Problems arise when race as a social reality and race as a scientific “fact” are conflated in medical research. These efforts to geneticize or racialize disease have several dangerous implications:
- They may skew research by placing individuals on a short list of socially constructed, government-defined racial categories, thereby increasing the risk of perpetuating health disparities.
- They may compromise the health of people of color by eliminating from medical consideration the social determinants of health problems.
- They may contribute to the reemergence of scientific racism through an emphasis on linking genes to disease and race.

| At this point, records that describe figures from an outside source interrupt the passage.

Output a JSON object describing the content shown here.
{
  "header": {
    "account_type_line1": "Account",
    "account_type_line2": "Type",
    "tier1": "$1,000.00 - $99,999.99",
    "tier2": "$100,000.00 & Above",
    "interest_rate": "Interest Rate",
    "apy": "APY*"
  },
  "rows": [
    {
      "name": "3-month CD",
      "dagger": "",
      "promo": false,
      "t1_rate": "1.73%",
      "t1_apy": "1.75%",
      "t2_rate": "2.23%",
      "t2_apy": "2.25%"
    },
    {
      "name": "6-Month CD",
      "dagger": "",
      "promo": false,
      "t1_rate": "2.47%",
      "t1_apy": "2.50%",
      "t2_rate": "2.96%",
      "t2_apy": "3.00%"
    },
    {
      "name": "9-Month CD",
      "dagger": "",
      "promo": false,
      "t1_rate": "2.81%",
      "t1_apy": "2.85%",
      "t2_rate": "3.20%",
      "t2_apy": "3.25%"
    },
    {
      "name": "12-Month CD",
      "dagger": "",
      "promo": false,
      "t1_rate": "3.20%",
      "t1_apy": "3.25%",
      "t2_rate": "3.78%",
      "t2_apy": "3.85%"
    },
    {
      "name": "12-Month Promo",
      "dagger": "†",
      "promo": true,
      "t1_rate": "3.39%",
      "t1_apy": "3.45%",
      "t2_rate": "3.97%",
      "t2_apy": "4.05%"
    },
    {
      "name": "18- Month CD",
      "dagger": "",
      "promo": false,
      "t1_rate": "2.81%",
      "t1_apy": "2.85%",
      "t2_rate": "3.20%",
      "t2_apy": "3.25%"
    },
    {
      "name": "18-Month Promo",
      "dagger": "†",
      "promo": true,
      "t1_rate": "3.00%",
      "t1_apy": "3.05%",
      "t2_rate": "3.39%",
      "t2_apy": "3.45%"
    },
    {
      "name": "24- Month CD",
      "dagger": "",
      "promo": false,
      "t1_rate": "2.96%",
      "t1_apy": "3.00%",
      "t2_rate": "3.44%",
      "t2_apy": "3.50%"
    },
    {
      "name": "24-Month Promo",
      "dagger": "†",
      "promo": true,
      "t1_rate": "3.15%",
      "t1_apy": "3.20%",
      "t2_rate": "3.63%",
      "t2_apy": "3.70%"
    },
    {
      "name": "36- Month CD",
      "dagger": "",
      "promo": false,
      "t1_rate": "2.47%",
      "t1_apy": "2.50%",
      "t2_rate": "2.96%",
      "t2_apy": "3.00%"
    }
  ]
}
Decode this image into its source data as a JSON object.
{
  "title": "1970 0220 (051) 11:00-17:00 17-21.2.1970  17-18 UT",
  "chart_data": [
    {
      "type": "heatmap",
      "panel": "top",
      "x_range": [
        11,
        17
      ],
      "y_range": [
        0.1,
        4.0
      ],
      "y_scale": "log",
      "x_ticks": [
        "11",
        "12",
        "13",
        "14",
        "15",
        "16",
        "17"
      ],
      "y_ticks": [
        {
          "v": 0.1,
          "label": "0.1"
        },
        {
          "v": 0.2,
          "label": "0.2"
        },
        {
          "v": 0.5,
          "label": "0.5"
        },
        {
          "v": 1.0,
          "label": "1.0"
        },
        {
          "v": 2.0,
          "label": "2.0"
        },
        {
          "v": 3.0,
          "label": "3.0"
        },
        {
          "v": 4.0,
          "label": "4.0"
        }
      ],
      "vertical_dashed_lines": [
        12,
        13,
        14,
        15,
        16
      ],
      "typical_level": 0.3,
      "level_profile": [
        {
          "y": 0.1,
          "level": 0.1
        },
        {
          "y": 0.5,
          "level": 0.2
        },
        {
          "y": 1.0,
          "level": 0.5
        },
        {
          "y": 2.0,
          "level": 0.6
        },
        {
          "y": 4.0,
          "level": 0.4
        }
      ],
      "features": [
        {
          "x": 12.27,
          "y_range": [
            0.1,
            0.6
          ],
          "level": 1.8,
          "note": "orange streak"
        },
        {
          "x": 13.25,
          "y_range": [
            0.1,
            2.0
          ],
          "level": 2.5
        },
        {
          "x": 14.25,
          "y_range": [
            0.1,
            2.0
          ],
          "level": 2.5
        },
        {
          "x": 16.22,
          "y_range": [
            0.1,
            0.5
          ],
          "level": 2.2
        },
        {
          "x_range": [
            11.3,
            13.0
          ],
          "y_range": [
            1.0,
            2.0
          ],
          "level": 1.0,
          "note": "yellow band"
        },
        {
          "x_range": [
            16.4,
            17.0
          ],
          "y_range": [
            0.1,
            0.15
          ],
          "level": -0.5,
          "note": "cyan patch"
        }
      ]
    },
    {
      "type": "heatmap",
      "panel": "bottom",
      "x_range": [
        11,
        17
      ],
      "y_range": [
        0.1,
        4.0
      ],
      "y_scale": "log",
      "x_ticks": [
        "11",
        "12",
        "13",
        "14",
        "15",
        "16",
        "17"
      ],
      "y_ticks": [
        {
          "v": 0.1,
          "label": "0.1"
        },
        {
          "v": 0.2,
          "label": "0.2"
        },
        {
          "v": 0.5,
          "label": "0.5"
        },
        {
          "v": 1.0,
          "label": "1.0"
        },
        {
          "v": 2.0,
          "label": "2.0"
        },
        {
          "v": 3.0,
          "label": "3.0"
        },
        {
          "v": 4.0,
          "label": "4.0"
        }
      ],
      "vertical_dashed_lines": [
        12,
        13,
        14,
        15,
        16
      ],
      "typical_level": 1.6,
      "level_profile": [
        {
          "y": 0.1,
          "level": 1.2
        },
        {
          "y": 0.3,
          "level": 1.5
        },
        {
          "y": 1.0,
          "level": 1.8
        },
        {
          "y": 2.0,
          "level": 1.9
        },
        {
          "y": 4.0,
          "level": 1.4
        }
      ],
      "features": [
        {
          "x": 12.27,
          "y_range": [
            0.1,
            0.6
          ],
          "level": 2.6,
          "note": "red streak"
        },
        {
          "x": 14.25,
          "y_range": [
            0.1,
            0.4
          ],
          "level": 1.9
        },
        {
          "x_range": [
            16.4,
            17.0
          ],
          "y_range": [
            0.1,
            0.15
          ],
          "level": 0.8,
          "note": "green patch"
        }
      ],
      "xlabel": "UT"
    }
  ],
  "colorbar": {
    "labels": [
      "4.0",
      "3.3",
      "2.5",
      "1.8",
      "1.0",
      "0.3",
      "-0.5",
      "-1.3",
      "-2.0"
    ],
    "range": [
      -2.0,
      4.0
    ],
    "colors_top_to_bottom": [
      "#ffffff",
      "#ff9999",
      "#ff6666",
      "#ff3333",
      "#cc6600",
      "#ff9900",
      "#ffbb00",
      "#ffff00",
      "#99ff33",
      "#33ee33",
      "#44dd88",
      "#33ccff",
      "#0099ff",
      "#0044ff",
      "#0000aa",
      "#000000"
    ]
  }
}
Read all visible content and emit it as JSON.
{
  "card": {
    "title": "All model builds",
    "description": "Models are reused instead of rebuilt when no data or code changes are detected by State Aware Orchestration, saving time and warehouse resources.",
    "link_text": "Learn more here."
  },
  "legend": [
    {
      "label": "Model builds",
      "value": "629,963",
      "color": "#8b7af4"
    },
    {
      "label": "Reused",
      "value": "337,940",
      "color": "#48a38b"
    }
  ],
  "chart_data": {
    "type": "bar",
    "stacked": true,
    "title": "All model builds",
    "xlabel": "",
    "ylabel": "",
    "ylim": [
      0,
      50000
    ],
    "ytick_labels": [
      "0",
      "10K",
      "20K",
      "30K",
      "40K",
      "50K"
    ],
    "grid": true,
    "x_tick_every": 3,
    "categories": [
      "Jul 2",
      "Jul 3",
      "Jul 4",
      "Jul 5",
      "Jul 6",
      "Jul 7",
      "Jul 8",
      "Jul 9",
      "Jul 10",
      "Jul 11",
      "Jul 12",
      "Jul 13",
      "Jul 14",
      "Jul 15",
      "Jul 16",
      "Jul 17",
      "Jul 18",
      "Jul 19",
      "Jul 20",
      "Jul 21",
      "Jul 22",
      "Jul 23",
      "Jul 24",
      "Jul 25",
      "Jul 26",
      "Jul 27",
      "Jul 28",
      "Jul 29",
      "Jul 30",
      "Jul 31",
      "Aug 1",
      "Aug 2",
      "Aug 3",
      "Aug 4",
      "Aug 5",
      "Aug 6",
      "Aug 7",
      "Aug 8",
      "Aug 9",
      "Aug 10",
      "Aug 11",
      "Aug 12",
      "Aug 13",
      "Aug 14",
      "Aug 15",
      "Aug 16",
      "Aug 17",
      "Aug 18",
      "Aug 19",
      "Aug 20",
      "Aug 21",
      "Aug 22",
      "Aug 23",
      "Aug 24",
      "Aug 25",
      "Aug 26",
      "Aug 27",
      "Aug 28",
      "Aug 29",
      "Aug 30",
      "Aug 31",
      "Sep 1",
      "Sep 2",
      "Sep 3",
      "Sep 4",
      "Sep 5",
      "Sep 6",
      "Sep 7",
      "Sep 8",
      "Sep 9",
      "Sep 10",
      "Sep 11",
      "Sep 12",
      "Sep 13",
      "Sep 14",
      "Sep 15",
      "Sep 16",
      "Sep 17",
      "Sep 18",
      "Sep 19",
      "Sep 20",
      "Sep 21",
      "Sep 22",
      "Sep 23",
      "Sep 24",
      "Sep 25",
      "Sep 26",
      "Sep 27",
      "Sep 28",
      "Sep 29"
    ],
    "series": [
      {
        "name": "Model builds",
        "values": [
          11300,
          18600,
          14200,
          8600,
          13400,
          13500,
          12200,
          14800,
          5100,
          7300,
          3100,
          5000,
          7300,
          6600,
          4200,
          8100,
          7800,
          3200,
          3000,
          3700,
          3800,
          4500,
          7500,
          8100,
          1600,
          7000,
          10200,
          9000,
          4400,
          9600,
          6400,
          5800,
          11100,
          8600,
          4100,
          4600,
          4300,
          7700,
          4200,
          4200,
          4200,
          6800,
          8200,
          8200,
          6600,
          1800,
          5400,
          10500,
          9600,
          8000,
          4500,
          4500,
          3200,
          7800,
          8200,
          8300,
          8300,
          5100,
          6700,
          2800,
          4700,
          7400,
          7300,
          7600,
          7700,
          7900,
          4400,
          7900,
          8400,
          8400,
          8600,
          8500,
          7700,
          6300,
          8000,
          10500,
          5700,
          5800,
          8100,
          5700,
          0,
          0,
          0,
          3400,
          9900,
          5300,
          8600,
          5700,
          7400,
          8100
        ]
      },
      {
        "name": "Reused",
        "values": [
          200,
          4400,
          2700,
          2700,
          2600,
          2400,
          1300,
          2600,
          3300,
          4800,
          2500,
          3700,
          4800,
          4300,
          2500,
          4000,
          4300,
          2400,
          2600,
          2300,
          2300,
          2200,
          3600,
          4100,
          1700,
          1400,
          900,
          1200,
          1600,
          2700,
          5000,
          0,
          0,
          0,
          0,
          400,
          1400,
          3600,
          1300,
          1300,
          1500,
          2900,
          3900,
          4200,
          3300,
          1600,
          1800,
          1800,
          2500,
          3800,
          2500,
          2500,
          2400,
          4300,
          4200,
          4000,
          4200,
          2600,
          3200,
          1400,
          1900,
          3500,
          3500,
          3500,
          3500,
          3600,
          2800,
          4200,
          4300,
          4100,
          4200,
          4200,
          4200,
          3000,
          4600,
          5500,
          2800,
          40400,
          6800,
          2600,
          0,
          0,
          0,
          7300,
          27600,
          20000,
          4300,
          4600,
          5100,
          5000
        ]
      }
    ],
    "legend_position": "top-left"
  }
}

The dangers implicit in all three of these efforts to racialize disease require health professionals to come to grips with the reasons for health disparities due to race as a social reality and the misconceptions about health disparities due to race as a scientific myth.
This paper will briefly detail some of the health disparities experienced by people of color in the United States before turning to the emergence of race-based medicine and the threat it poses to effective health care. The paper will then examine the evolution of racial categories in the United States, and how current research finds that race is not genetically real. The paper will detail how known social determinants, such as residential segregation and other inequities, have continued to marginalize the status of people of color in the health care system and perpetuate health disparities. In
closing, the paper will address the dangerous implications associated with an overemphasis on the role of race and genes on health disparities.